Robert Rodriguez

Personal information
- Born: December 25, 1981 (age 44) El Paso, Texas, U.S.

Career information
- College: UTEP

Career history

Playing
- Cologne Centurions (2006); Calgary Stampeders (2006–2007);

Coaching
- UTEP (2008–2009) Assistant; UTEP (2010–2014) Linebackers coach; Minnesota Vikings (2015–2019) Assistant defensive line coach; Arizona State (2020–2022) Defensive line coach; Arizona Cardinals (2023–2024) Outside linebackers coach;

Awards and highlights
- WAC Defensive Player of the Year (2004);

= Robert Rodriguez (gridiron football) =

American football coach (born 1981)

Robert J. Rodriguez is an American football coach and former player who is the outside linebackers coach for the Arizona Cardinals of the National Football League (NFL). He most recently was the defensive line coach for the Arizona State University Sun Devils football team of the Pac-12 Conference in the NCAA Division I Football Bowl Subdivision (FBS). Rodriguez is a graduate of UTEP, where he played linebacker during the early 2000s and later return to coach the defense in 2008. Rodriguez would then coach in the National Football League as an assistant defensive coach for the Minnesota Vikings in 2015.
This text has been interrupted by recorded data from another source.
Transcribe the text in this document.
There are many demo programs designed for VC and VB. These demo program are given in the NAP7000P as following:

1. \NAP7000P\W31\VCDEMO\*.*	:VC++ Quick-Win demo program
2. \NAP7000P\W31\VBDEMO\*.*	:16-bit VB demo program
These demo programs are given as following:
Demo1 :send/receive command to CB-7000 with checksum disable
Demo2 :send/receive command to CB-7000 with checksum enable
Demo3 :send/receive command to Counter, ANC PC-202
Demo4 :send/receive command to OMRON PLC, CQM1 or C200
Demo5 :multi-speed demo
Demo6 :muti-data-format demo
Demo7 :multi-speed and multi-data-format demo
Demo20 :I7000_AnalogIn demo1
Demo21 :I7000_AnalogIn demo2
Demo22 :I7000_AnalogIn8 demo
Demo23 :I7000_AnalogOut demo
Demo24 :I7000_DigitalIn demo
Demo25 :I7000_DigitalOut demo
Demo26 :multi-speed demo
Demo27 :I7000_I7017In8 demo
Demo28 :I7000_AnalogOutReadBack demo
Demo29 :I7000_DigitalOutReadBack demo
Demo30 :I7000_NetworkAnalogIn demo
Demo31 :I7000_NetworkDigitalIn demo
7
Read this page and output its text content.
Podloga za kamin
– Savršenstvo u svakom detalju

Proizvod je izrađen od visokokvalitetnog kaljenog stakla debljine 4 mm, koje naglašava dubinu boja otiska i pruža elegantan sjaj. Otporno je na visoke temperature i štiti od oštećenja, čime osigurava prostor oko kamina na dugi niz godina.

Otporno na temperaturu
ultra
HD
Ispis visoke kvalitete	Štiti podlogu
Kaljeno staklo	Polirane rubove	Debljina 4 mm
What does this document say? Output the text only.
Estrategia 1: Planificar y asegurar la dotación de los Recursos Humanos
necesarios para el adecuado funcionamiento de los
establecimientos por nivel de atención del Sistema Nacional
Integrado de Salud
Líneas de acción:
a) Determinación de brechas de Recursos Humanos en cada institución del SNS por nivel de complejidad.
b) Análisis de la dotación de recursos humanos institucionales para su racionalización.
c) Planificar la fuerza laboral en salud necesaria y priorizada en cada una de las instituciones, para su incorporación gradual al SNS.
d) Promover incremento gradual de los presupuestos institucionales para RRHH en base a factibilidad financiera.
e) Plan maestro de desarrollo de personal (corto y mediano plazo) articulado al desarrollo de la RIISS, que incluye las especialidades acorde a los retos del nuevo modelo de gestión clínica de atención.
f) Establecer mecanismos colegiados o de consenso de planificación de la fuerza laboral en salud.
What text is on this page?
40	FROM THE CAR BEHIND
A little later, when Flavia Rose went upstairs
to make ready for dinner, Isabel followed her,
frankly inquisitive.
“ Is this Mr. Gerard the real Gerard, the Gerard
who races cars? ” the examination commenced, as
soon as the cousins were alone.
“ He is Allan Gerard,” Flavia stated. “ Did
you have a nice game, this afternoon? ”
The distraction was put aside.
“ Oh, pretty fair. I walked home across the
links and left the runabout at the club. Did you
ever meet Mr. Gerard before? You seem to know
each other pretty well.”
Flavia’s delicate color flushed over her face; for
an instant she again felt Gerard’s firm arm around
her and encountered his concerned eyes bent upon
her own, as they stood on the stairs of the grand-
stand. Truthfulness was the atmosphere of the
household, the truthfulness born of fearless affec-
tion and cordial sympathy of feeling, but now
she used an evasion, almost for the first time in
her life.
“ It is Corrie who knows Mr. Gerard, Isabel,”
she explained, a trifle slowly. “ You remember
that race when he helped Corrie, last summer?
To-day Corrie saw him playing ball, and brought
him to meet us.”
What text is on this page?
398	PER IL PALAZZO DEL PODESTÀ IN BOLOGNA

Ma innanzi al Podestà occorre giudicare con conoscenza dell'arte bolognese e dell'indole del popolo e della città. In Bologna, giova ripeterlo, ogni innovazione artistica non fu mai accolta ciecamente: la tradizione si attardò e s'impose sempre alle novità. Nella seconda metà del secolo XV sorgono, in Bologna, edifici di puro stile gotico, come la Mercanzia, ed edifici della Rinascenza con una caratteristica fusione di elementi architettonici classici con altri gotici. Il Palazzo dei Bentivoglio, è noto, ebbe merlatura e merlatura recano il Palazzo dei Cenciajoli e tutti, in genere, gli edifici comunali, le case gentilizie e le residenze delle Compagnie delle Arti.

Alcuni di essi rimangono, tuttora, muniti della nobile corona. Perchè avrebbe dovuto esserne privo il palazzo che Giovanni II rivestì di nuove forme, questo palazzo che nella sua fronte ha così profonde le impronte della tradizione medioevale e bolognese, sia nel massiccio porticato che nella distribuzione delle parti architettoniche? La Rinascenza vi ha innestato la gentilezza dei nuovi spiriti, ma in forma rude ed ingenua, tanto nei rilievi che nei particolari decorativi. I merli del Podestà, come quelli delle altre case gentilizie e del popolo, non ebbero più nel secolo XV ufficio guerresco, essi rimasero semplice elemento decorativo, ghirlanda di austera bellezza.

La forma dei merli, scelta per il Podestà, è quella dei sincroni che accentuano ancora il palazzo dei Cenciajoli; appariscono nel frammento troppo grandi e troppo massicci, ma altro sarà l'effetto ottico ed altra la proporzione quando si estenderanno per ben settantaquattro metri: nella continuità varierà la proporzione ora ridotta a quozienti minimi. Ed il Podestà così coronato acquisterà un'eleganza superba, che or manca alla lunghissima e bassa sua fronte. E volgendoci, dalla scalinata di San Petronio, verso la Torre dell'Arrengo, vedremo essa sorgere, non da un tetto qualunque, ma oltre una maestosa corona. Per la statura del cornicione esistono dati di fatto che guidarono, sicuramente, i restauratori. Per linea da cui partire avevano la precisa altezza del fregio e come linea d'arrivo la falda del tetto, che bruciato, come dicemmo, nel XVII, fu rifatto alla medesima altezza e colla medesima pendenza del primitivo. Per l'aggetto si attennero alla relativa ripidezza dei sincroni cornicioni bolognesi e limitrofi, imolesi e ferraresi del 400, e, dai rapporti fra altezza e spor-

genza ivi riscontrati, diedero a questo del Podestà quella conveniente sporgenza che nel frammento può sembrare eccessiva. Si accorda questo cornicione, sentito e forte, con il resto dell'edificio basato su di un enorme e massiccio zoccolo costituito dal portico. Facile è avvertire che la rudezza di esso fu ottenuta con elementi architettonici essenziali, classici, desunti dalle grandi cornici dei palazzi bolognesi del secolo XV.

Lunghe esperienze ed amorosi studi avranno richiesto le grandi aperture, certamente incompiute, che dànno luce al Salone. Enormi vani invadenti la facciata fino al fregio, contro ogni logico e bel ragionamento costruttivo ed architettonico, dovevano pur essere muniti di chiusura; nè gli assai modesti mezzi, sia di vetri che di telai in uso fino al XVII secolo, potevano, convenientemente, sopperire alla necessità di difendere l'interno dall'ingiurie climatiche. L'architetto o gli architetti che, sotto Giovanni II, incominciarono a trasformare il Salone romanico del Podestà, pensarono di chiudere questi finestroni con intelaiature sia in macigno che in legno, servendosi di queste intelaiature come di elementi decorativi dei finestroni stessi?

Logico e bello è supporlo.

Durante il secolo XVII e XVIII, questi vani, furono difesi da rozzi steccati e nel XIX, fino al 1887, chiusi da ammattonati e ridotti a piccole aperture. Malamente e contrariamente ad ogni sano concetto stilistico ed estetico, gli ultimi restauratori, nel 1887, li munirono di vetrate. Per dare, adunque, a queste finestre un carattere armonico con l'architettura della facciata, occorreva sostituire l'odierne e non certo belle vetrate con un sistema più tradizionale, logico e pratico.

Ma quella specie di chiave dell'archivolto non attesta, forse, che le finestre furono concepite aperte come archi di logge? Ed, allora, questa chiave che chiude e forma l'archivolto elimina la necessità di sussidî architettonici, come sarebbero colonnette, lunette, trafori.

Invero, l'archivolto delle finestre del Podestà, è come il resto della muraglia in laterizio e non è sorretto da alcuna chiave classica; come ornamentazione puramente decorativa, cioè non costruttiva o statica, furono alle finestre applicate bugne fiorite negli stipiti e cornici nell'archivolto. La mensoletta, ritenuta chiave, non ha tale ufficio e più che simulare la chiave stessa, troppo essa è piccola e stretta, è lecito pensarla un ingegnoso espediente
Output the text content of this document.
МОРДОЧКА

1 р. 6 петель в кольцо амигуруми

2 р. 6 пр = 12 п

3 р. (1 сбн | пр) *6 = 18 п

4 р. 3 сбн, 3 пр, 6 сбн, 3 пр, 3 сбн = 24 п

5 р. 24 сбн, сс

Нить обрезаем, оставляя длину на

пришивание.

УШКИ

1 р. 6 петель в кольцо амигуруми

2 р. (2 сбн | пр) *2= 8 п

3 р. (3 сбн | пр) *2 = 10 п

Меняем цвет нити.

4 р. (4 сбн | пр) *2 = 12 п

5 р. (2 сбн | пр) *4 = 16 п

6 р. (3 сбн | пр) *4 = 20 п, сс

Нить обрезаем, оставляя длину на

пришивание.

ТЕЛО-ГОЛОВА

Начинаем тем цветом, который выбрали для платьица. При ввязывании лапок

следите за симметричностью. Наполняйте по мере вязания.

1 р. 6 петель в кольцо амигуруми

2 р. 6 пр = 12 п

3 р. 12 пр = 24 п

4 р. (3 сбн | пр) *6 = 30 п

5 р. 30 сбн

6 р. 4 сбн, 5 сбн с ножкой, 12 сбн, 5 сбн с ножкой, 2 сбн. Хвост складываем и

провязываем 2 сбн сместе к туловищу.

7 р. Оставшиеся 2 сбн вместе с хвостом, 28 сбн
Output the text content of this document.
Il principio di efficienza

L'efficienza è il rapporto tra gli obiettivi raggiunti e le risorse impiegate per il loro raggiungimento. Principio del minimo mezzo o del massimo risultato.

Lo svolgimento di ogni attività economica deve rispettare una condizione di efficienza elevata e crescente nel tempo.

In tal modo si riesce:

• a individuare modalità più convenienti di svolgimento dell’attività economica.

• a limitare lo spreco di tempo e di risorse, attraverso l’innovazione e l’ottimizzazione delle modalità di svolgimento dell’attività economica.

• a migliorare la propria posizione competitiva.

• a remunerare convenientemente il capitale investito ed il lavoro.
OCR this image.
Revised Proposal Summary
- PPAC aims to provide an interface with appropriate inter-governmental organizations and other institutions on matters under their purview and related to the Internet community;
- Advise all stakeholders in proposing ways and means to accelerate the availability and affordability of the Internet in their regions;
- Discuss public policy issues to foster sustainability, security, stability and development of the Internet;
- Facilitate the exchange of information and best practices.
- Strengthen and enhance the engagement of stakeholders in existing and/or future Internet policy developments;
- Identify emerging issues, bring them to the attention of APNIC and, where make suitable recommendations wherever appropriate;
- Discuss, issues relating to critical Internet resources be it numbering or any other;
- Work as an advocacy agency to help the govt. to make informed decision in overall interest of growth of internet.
==Early years and playing career==
Rodriguez attended Montwood High School in El Paso, Texas and lettered in both football and basketball. He was a standout running back for Montwood and was the El Paso Times Offensive Player of the Year as well as All City first team for the 1999 season. He signed a football scholarship with UTEP, choosing to continue his playing career in his hometown.

Rodriguez ranks fifth on the all-time UTEP tackle chart with 443 tackles, including 33 for losses. He led the Western Athletic Conference (WAC) in tackles in three of his four seasons at UTEP (2001, 2003, 2004). Rodriguez was named the WAC Defensive Player of the Year in 2004 after being credited with 121 tackles, including 16 tackles for losses. He was the defensive captain of the 2004 UTEP team that was ranked in the AP Top 25 for multiple weeks during the 2004 season and that played the University of Colorado in the EV1.net Houston Bowl. In 2001, Rodriguez was voted 1st team Freshman All-America Linebacker by the Football Writers Association of America (FWAA).

After his final game with UTEP, Rodriguez was invited to play in the East West Shrine Game, one of the most prestigious college all-star games at the time. The game was played at AT&T Park in San Francisco.

Rodriguez signed with the Tennessee Titans of the National Football League in April 2005 as an undrafted free agent. He played in all four pre-season games before being released by the team on the final cut prior to the regular season. He was signed by the Carolina Panthers practice squad in early January 2006. The Panthers advanced to the 2006 NFC Championship game, where they lost to the Seattle Seahawks. Rodriguez was released following the season. Subsequently, he signed as a free agent with the Cologne Centurions of NFL Europe for the 2006 season. He signed with the Calgary Stampeders of the Canadian Football League in the summer of 2006 and played with the Stampeders through 2007.

==Coaching career==
===UTEP===
Rodriguez returned to his alma mater, UTEP, as the defensive program coordinator for the 2008 and 2009 seasons. He was elevated to the position of linebackers coach in 2010. In his first season as linebackers coach in 2010, Rodriguez coached four of the Miners' top seven tacklers. Those four combined to lead the team in tackles seven times in 13 games.

===Minnesota Vikings===
Rodriguez joined the Minnesota Vikings of the National Football League in 2015 serving as the Assistant Defensive Line Coach under the tutelage of Defensive Line Coach Andre Patterson until the end of the 2019 football season. For five consecutive seasons, the Viking defense ranked in the top half of the NFL in total defense and in scoring defense during Rodriguez's tenure naming several defensive linemen All-Pro selections and earning Pro Bowl trips each year.

===Arizona State===
In 2020, Rodriguez was hired by Arizona State University to coach the football team's defensive line under head coach Herm Edwards.

===Arizona Cardinals===
On February 25, 2023, Rodriguez was hired by the Arizona Cardinals to serve as the team's outside linebackers coach.

==Personal life==
Rodriguez is married to the former Holly Taylor, who played soccer for UTEP from 2000 to 2004 and now practices law. The couple resides in Tempe, Arizona.

He has remained a popular figure in the El Paso area and was voted El Paso's Favorite Athlete in the El Paso Times "Best of the Border" Reader Poll in 2007. Rodriguez has been inducted into the inaugural Montwood High School Ring of Honor in 2006 and into the El Paso Athletic Hall of Fame in 2018.